Quanto Aspettare per Immergersi in Sicurezza?

Assodato che almeno gli affetti di alterazione evidente devono essere completamente assenti, quindi assolutamente da evitare l’assunzione pre-tuffo come più di qualcuno invece continua a fare con le sigarette, è praticamente impossibile fornire delle linee guida definitive.

Secondo il dott. Steve Gillon (gastroenterologo del New Jersey che prescrive da anni la marijuana terapeutica), per principio di precauzione, ci si dovrebbe immergere solo quando i metaboliti del THC non sono più rilevabili nelle urine. Questo, al netto della variabilità soggettiva cui si è fatto cenno prima, significa attendere (dall’ultima assunzione) non meno di 7gg in caso di consumo sporadico, 18/20gg se saltuario e 40/45gg se quotidiano.

Un Nesso Causale attualmente solo Ipotizzato

Allo stato attuale non è possibile confermare un ruolo diretto del consumo di marijuana negli incidenti subacquei, troppo esigui come numero e troppo alta la probabilità di non riuscire a ricavare dati dirimenti neppure da soggetti consumatori. Ad esempio, a causa del modo in cui la sostanza viene metabolizzata ed eliminata dal corpo, da un test di laboratorio può essere difficile stabilire se il soggetto abbia effettivamente consumato cannabis o sia stato semplicemente esposto al fumo passivo nelle ultime ore o giorni.

Il dott.
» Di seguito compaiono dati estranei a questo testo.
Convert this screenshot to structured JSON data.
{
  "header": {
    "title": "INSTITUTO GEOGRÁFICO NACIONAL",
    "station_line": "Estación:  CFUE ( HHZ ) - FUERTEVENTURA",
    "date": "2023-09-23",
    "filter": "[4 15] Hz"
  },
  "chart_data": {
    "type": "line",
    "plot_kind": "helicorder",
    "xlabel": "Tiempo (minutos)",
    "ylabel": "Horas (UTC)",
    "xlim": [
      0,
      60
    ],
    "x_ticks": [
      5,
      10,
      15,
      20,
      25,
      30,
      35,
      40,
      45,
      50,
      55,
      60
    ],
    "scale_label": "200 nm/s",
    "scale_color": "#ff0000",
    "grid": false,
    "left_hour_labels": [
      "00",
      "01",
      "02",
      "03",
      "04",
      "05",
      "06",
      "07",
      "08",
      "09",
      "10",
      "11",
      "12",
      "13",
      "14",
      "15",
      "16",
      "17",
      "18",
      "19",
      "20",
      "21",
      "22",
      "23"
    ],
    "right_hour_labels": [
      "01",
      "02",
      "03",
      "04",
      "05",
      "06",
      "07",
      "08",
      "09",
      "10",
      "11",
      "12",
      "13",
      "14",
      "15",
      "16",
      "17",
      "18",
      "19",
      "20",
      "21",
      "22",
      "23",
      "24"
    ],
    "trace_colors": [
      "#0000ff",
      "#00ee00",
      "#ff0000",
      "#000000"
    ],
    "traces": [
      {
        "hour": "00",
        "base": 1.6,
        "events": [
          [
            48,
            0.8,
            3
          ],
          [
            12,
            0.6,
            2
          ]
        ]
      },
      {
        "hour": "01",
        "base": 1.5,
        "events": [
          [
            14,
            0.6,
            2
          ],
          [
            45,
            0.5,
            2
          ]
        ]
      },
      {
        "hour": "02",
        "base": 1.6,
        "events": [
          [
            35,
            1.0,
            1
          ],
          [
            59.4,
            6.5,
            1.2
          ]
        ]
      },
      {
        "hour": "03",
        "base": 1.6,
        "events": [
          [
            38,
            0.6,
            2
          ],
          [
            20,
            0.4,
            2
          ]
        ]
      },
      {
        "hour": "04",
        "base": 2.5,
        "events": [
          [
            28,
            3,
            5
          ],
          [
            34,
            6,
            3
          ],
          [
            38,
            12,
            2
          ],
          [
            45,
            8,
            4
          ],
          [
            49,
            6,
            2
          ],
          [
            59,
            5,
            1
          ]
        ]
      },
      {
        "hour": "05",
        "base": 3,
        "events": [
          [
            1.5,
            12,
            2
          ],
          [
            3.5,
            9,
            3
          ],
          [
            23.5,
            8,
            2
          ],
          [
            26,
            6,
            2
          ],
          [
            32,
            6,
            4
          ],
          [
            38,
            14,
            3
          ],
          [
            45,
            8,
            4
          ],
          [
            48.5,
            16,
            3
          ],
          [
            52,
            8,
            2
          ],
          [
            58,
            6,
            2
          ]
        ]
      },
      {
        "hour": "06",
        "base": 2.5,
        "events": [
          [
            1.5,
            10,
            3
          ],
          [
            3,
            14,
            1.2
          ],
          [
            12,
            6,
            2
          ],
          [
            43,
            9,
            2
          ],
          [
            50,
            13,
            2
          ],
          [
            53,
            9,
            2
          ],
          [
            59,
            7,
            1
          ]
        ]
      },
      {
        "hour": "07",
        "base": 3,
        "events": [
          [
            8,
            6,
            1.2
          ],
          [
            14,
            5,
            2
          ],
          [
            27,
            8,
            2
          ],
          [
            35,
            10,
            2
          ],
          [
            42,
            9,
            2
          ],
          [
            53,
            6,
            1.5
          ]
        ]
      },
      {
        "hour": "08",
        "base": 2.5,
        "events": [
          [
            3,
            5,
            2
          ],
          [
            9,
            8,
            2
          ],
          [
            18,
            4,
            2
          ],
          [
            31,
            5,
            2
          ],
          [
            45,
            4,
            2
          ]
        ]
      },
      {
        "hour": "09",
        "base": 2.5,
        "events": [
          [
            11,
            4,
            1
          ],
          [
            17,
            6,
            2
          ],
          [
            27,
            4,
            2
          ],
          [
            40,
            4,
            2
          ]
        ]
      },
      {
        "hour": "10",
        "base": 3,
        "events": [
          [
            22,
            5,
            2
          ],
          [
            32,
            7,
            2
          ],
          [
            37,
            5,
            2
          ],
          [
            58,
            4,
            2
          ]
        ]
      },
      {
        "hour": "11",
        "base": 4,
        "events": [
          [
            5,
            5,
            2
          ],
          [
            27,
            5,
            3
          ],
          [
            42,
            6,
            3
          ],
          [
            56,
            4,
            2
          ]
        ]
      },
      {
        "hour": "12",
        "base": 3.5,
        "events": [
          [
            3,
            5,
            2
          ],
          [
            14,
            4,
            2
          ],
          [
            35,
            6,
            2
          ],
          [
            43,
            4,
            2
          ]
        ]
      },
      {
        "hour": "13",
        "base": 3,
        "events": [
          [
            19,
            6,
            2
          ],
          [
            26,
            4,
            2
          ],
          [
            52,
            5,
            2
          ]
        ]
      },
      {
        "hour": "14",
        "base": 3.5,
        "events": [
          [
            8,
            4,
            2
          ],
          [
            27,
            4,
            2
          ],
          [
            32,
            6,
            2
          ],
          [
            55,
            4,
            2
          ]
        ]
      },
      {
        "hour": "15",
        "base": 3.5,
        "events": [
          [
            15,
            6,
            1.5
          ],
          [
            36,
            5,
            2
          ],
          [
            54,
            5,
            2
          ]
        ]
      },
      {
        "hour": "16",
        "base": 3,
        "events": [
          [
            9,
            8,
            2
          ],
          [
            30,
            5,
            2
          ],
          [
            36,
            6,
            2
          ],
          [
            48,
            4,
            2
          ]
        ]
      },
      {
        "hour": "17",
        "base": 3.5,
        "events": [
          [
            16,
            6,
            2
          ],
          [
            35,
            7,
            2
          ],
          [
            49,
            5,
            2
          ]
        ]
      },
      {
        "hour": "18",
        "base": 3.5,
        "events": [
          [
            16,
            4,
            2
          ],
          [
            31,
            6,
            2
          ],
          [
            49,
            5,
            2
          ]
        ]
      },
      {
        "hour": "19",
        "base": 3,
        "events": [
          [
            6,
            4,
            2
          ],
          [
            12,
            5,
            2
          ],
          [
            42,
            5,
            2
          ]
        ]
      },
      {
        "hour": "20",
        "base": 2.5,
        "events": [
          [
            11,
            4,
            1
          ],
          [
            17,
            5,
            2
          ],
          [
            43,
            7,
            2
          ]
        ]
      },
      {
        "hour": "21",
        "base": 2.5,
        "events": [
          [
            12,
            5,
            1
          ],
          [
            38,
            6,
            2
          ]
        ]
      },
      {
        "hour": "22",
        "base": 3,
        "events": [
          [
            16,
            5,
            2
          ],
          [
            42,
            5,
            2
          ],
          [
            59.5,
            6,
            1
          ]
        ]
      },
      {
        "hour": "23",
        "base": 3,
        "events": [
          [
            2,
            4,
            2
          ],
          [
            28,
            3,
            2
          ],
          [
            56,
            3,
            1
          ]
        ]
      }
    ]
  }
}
Tom Neuman, ha provato ad analizzare un parallelo, per quanto improprio, proposto da qualcuno, con gli incidenti automobilistici. Contrariamente a quanto ci si aspetterebbe però, nemmeno in questi studi i risultati sono stati così netti come invece suggerivano le prove di laboratorio. Gli effetti avversi della marijuana non sono stati dimostrati in modo inequivocabile in esperimenti di guida simulata e, negli studi epidemiologici sugli incidenti automobilistici, ha dimostrato di non essere un problema grave, meno dell’alcol per intenderci.

Ancora Tanta Strada da Fare…

Tuttavia questa evidenza, lungi dall’essere un’assoluzione scientifica, è più la constatazione oggettiva che tutti gli studi effettuati ad oggi sugli effetti dell’assuzione di marijuana, hanno sofferto di tare metodologiche piuttosto importanti, a cominciare dalla difficoltà di selezionare un gruppo di controllo realmente affidabile perchè, ad esempio, nella maggior parte dei casi non si era realmente certi che i soggetti del campione si stessero realmente astenendo dall’assunzione.

Non si può poi trascurare il fatto che attorno alla regolamentazione/depenalizzazione dell’uso delle cosiddette droghe “ricreative” gravitino degli interessi importanti. La ricerca finanziata dalle aziende farmaceutiche, secondo molti addetti ai lavori, può essere influenzata dai potenziali profitti associati alla rapida immissione sul mercato di farmaci, così come anche da una notevole pressione dell’opinione pubblica e della classe politica.